After the woman leaves, my father shows takes off shoe and puts on a pink slipper with a cartoon of a cat decorating the top. He hands his eroded shoe to the cobbler. The cobbler turns the Spirit of Adventure over in his hand, examing it with his puppet eyes that are spaced farther apart than those of us who are non-cobblers. He wears an army coat and and a small, blue rimmed hat rim. His legs are pressed together and he hunches his back over with a smile as he inspects the shoe. Zhao Jing squats beside the cobbler, about a foot away from the schoe. We all watch as the operation begins.
“I’ll be done in about five minutes,” he says.
My mother, father, and myself each look on in awe as this man whose profession doesn’t exist in our country goest through his tools and instruments. There are needles and hammers, nails and thread, srewdrivers and chisels, all spread out before him on his little desk. He selects just the right metal rodlike screwdriver. Before puting this instrument to use he applies a bit of adhesive between the ever-widening crack in my father’s sole. After the adhesive is applied, he picks up his metal instrument and starts poking holes through the inside of the shoe. He makes about five holes, and with each puncture, his face winces with the strain it takes to force his way through the shoe’s thick exoskeleton.

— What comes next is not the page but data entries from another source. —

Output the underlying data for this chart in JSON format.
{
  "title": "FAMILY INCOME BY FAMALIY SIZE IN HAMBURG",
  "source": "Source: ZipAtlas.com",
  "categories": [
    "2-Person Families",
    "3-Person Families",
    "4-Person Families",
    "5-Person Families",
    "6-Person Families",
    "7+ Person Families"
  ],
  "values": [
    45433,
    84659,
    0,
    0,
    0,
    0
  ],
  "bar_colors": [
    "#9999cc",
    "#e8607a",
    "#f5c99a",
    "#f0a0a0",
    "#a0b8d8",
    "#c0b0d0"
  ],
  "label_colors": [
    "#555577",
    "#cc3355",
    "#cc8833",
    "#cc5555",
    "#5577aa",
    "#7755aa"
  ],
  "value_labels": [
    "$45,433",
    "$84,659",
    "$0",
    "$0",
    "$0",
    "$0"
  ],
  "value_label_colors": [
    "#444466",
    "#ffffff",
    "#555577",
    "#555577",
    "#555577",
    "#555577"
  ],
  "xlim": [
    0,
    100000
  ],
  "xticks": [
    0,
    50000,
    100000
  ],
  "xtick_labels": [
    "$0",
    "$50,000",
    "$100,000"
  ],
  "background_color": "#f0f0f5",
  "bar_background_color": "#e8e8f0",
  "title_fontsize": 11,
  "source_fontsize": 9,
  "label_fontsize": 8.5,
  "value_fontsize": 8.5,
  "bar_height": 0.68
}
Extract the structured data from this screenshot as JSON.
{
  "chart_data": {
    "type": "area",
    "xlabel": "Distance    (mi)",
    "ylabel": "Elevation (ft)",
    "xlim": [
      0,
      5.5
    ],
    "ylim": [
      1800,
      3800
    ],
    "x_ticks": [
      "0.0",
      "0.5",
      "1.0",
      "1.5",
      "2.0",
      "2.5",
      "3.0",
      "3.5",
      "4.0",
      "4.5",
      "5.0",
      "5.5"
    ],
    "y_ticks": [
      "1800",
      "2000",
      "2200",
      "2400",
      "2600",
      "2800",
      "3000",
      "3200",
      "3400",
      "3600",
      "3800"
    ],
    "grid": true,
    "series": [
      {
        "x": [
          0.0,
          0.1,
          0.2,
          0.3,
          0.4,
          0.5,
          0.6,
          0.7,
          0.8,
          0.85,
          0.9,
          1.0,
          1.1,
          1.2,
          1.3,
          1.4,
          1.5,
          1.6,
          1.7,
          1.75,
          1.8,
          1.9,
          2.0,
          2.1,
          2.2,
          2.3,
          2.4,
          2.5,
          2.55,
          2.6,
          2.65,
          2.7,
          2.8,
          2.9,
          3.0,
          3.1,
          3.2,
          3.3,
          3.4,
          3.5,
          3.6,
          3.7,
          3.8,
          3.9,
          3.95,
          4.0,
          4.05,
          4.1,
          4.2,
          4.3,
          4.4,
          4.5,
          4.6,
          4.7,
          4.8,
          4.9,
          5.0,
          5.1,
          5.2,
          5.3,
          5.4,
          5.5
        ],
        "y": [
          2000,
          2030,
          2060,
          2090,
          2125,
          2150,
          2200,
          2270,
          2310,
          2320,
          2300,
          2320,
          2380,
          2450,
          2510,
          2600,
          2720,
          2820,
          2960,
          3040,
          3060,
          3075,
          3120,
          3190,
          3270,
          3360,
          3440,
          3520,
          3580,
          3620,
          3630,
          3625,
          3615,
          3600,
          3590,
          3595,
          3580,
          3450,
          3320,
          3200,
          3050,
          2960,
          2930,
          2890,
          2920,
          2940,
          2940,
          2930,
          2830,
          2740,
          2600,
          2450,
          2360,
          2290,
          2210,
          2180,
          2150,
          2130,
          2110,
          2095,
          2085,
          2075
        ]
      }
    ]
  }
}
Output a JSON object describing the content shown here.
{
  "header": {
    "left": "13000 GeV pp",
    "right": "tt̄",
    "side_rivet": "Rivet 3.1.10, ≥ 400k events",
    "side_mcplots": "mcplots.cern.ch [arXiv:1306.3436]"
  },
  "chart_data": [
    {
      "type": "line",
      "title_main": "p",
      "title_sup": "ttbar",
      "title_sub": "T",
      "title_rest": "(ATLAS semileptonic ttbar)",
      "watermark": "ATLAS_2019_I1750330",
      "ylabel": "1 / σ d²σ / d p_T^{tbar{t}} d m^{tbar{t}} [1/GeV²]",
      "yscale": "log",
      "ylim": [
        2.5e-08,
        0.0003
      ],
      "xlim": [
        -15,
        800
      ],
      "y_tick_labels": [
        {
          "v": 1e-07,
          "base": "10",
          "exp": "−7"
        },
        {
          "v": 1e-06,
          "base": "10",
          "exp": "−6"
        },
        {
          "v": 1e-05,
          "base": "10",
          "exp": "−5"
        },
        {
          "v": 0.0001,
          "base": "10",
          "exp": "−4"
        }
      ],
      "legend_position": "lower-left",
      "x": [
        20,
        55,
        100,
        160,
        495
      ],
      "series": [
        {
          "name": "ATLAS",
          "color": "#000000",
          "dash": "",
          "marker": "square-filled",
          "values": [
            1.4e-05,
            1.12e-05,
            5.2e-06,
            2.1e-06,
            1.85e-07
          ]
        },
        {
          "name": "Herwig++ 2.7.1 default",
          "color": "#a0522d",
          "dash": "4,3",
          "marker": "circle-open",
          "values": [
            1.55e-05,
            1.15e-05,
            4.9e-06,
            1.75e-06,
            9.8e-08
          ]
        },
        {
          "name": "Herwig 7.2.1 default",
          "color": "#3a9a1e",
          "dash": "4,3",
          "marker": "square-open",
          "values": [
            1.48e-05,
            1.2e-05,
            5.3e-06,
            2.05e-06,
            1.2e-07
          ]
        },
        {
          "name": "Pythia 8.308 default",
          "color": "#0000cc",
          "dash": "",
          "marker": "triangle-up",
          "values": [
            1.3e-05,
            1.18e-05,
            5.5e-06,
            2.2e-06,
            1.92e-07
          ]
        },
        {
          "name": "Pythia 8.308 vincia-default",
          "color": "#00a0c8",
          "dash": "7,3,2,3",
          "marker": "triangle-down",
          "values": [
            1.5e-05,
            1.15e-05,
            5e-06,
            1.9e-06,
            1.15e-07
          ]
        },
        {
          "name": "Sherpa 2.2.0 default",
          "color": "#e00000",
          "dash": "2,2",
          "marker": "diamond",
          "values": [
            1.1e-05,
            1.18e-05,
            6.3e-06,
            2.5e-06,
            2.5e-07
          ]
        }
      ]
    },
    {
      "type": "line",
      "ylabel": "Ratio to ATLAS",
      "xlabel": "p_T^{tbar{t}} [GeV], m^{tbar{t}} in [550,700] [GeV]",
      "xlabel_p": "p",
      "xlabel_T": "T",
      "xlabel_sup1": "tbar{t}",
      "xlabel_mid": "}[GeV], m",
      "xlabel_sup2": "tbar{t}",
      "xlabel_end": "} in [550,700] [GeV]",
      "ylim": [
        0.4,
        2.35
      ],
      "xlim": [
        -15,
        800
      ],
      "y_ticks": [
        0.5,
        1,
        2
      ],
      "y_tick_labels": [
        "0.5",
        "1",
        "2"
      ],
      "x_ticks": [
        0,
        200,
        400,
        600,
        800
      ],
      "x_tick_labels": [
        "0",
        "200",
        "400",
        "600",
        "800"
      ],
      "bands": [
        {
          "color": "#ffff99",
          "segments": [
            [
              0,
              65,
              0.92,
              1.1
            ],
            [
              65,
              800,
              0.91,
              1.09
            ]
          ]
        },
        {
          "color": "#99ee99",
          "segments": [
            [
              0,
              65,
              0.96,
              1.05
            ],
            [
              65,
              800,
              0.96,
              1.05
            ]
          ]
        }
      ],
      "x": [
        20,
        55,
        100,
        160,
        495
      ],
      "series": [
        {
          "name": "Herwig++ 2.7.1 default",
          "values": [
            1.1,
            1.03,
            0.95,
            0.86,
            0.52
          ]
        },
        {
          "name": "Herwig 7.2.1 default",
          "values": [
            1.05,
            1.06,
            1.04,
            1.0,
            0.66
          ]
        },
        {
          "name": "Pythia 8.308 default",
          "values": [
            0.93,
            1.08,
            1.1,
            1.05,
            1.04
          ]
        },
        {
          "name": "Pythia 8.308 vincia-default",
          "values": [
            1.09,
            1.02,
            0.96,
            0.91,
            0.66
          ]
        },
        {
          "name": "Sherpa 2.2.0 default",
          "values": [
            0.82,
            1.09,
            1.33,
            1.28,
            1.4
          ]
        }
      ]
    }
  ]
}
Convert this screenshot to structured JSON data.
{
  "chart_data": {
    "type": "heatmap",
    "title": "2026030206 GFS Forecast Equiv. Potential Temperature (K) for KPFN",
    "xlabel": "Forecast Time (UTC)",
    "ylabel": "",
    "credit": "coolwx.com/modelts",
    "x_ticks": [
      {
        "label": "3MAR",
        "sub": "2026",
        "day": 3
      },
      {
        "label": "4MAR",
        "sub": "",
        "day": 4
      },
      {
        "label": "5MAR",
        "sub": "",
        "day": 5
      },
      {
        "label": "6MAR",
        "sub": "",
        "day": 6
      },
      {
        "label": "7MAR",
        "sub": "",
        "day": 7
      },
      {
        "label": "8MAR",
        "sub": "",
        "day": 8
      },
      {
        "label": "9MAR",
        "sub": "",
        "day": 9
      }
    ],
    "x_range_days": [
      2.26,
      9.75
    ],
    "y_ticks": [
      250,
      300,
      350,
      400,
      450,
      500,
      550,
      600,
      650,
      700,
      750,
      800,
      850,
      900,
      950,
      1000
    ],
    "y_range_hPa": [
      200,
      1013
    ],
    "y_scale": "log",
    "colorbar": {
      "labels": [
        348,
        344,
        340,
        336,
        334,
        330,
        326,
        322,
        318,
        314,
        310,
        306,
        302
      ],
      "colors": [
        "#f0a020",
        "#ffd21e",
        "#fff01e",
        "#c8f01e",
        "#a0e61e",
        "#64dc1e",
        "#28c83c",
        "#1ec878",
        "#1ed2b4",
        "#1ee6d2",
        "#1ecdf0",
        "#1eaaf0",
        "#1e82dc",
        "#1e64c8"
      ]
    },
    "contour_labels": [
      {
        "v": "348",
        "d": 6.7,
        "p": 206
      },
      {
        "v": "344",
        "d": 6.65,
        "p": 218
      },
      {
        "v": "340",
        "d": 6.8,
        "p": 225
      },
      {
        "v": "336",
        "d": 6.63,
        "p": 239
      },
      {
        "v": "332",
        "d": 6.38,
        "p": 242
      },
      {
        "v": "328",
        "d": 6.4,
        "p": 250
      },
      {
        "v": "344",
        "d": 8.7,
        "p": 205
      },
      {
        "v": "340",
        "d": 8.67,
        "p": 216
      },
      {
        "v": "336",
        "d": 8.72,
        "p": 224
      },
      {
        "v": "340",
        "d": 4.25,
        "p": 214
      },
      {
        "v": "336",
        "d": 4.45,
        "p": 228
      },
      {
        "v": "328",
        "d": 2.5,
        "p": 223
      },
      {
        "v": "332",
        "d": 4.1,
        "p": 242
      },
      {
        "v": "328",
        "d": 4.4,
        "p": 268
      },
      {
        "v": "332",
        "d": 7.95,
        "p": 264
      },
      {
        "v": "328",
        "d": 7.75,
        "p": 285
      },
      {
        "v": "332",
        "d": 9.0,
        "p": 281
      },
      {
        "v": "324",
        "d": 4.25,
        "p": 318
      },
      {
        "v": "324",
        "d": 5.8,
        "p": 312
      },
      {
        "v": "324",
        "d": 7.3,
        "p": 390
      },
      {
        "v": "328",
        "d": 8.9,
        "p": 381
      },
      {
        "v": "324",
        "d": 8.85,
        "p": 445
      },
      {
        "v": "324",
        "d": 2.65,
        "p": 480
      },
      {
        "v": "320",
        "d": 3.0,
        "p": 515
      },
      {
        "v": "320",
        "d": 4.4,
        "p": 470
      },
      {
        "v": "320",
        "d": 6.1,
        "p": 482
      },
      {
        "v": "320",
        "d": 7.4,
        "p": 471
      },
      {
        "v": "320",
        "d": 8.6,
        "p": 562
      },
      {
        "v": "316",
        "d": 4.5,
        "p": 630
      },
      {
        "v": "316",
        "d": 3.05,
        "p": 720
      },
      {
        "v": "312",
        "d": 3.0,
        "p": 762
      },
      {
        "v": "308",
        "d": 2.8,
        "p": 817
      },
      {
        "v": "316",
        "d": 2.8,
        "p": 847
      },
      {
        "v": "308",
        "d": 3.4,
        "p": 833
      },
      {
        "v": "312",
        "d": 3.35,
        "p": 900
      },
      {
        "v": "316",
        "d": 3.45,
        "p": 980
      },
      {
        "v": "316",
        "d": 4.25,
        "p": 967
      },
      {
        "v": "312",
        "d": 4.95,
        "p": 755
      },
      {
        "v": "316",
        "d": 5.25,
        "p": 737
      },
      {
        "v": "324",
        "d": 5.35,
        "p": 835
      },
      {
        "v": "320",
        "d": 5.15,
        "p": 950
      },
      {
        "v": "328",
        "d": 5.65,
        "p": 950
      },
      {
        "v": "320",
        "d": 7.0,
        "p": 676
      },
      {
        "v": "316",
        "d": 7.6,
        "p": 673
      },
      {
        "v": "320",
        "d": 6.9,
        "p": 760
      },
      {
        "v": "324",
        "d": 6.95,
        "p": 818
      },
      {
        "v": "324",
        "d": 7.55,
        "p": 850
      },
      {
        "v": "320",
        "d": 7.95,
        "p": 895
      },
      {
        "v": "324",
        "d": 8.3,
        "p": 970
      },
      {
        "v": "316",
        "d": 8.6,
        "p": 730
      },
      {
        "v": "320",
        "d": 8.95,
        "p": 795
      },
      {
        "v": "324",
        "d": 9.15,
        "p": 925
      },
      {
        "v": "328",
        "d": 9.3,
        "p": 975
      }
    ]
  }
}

“The quality of these shoes is too good,” the cobbler smiles. They were made in China. My parents laugh. The audience has increased to about 10 people now.
I try to guess why exactly he is poking holes through my father’s shoe but decide not to ask anyone. I just have the feeling that no one here except the cobbler knows how shoes really work. There’s something magical about the way he works so methodically, smiling and wincing between each puncture. Then he reaches for a thick thread and it all comes together for the other spectators and myself as he begins to, in effect, stitch the shoe together. My father shakes his head in amazement. Like a practiced surgeon, he makes no slip-ups. His workmanship is not in the least bit shoddy.
“5 RMB,” he says with a smile.
My father gets up and slips on his shoe, leaving the pink slipper behind for the next customer. He reaches into his pocket and gives the cobbler 10RMB, telling him to keep the change. The geologist and the cobbler exchange handshakes, a job well done. It’s on the following morning that we will leave to return to Beijing, departing from the still winter mountain scene of mythical dragon’s eggs, flying monks, and magical cobblers. We pass by the spot where he had his shoe resurrected. There’s nothing there but the parking lot, the temples behind, and the bald turtle peaks of Wutai Mountain in the background. The cobbler is nowhere to be found. Zhao Jing drives us in his minivan, out the same way we came. The Spirit of Adventure is alive and well carrying us on our way through the mountains of Shanxi, past the coalways of Hebei, onward towards the city.


Dad and I both love this post for obvious reasons. Reading it brings back so many memories. I think it took me longer to “read” it than for the cobbler to fix dad’s shoes–and it was truly “magical,” as you say. Mom
Thanks Mom. Is that a nice way of saying that the post was too long, or was the “fix-it” time with the cobbler too short?